What's important is that I didn't say just gradually get her used to having the rug taken off. What we wanted to do. Was to get it, no, you know what happens at the minute is as soon as people start doing the straps.
That predicts in her brain that she's going to experience pain, and so all of her focus goes on to where she's going to experience pain, and then it becomes a self-fulfilling prophecy. So we want to just undo the chest straps and do some clicker training, we did some target training with her. So that she enjoyed that, and then the chest straps were done back up.
So after a couple of sessions, undoing the straps on the rug predicted a positive experience, either the clicker training and doing the straps back up meant the fun stops.
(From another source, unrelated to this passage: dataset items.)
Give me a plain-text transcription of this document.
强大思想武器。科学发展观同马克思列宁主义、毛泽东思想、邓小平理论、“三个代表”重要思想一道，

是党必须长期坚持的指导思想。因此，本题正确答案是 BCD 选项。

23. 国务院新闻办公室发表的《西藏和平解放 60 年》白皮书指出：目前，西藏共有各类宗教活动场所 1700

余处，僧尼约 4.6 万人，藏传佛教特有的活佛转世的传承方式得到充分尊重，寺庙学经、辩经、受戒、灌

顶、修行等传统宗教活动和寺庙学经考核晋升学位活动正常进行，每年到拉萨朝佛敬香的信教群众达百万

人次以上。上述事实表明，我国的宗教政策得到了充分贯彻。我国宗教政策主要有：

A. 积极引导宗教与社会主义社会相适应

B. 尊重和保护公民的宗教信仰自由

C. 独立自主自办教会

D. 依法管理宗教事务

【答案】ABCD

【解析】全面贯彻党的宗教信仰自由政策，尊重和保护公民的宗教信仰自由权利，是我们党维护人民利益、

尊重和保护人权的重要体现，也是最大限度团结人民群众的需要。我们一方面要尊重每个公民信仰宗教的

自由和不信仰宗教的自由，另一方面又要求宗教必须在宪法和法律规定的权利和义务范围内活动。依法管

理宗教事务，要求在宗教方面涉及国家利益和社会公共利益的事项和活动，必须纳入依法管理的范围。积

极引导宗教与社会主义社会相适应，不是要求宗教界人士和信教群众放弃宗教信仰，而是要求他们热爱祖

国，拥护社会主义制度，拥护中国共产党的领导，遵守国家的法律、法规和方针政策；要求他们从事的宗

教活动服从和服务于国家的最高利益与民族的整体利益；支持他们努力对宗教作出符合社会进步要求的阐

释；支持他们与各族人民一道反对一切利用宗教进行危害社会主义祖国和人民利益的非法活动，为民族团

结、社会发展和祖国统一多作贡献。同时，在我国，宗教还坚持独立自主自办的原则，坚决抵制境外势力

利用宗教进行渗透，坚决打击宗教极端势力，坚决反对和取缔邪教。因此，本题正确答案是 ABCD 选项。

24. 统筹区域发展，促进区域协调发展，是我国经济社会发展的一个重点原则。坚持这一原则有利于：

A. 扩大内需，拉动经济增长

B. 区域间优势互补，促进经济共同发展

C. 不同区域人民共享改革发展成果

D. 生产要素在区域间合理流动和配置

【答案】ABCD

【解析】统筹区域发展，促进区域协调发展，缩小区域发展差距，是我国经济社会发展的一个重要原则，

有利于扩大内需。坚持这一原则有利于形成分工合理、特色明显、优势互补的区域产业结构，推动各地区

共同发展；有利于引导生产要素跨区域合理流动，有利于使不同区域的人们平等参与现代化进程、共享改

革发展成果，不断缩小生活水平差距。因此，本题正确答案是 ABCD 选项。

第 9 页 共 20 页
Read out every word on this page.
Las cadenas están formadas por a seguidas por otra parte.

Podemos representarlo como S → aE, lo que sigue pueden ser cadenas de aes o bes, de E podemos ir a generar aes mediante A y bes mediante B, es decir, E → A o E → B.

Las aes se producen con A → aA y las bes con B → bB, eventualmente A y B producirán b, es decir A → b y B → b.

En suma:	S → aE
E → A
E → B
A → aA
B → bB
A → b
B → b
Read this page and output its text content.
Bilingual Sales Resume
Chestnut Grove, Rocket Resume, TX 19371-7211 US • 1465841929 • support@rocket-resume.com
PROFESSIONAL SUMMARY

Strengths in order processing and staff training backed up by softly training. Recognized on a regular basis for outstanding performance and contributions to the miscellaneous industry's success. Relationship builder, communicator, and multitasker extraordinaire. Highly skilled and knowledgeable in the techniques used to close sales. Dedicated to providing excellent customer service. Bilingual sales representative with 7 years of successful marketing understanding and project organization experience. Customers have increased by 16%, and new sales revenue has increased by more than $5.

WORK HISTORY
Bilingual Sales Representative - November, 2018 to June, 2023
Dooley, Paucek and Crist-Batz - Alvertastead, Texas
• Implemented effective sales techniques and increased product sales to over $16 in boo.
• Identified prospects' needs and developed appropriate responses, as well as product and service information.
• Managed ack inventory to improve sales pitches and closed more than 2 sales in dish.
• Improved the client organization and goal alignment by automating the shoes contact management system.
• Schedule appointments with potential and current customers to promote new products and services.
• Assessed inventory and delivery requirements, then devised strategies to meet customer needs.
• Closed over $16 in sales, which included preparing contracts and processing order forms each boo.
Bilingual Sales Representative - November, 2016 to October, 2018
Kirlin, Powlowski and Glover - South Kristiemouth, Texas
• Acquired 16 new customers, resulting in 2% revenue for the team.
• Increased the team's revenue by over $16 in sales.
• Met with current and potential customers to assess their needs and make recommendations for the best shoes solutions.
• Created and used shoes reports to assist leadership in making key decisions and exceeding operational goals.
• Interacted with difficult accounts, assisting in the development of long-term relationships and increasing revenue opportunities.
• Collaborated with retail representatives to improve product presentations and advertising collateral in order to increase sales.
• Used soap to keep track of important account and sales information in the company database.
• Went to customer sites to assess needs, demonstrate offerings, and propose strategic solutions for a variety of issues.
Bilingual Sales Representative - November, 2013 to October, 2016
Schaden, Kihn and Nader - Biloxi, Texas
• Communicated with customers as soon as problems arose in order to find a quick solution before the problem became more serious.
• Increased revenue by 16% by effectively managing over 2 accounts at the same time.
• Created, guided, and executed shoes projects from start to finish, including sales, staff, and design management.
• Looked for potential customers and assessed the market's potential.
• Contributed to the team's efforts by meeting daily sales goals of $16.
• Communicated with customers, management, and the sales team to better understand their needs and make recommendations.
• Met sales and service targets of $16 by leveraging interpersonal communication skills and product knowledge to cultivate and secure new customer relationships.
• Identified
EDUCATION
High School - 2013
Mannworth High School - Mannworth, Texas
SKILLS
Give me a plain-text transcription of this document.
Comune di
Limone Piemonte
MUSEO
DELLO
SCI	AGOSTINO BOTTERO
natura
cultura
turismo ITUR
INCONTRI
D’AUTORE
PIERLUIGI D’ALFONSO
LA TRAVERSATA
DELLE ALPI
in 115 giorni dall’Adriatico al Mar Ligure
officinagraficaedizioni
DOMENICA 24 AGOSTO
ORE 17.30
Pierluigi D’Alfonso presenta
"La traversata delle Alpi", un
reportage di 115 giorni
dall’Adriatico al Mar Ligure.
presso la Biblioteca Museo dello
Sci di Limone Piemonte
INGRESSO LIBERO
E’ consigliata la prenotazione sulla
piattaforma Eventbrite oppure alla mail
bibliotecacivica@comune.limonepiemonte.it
And then we started to just fold the rug forwards and backwards and move it around a little bit, so it was, you know, initially still covering that surgical site, but eventually we got to the stage where we could take the rug off completely. And this was the same mayor.
Afterwards you can see we've got her back out in the field without a rug on and back in rhythm work, and she was off all of the medication. At this point in time. So it's really thinking about all aspects of the horse's life and thinking about the, the brain as well in terms of how that interacts with stress and pain, not just thinking about the, the, the local biological response.
So have we forgotten anything else in this? Well, we haven't discussed too much about the human factors, and we haven't got time to do now, but this is huge. I was quite lucky to be involved in a major research grant along with Doctor Tamsin Furtado of the University of Liverpool, where we were understanding horse owners' experience of problematic behaviours.
And there are 3 aspects which really matter. For getting, for having a successful outcome, and it all, you know, I always knew that potential solutions was important to owners. We had to help them solve what was going wrong with their horse, and I probably also had a good idea that the more they can understand why it is happening, the more likely they are to stick with the programme and to get success.
But what became really apparent was just how strong the emotional capacity of the owner is and. A lot of these owners have really gone through so much, to get to the point that they're at now, that they're often really struggling. So being able to point them in the right direction, and one of the reasons I've, I've put this up is because we have a website that's gonna be launched imminently, maybe by the time this webinar is out.
Which is a collaboration between the Horse Trust, the University of Edinburgh, and the University of Liverpool, and it's going to be a resource for owners to go to when they have problematic behaviour, and it's going to show some basic how to deal with simple behaviours, but also help talk them through where they can, you know, signpost them to help for more complex problems. And there's lots of examples of horse owners telling their stories about what they've been through on this, so I hope that will be a useful resource for you. In terms of working up these cases and equine behavioural medicine, I have really just told you that the tip of the iceberg today.
We do have now equine behavioural medicine and equitation Science are actually a newer AVP. So for those of you that are looking to go and do a certificate, then you can do these as your C modules, and there's there's hundreds of hours' worth of, of learning material in those. But thank you very much for your attention on this.
Equine behavioural medicine is all about understanding those links between the cognitive, emotional, and physical health of the horse to get the best outcome possible. Thank you very much, and we'll stop there.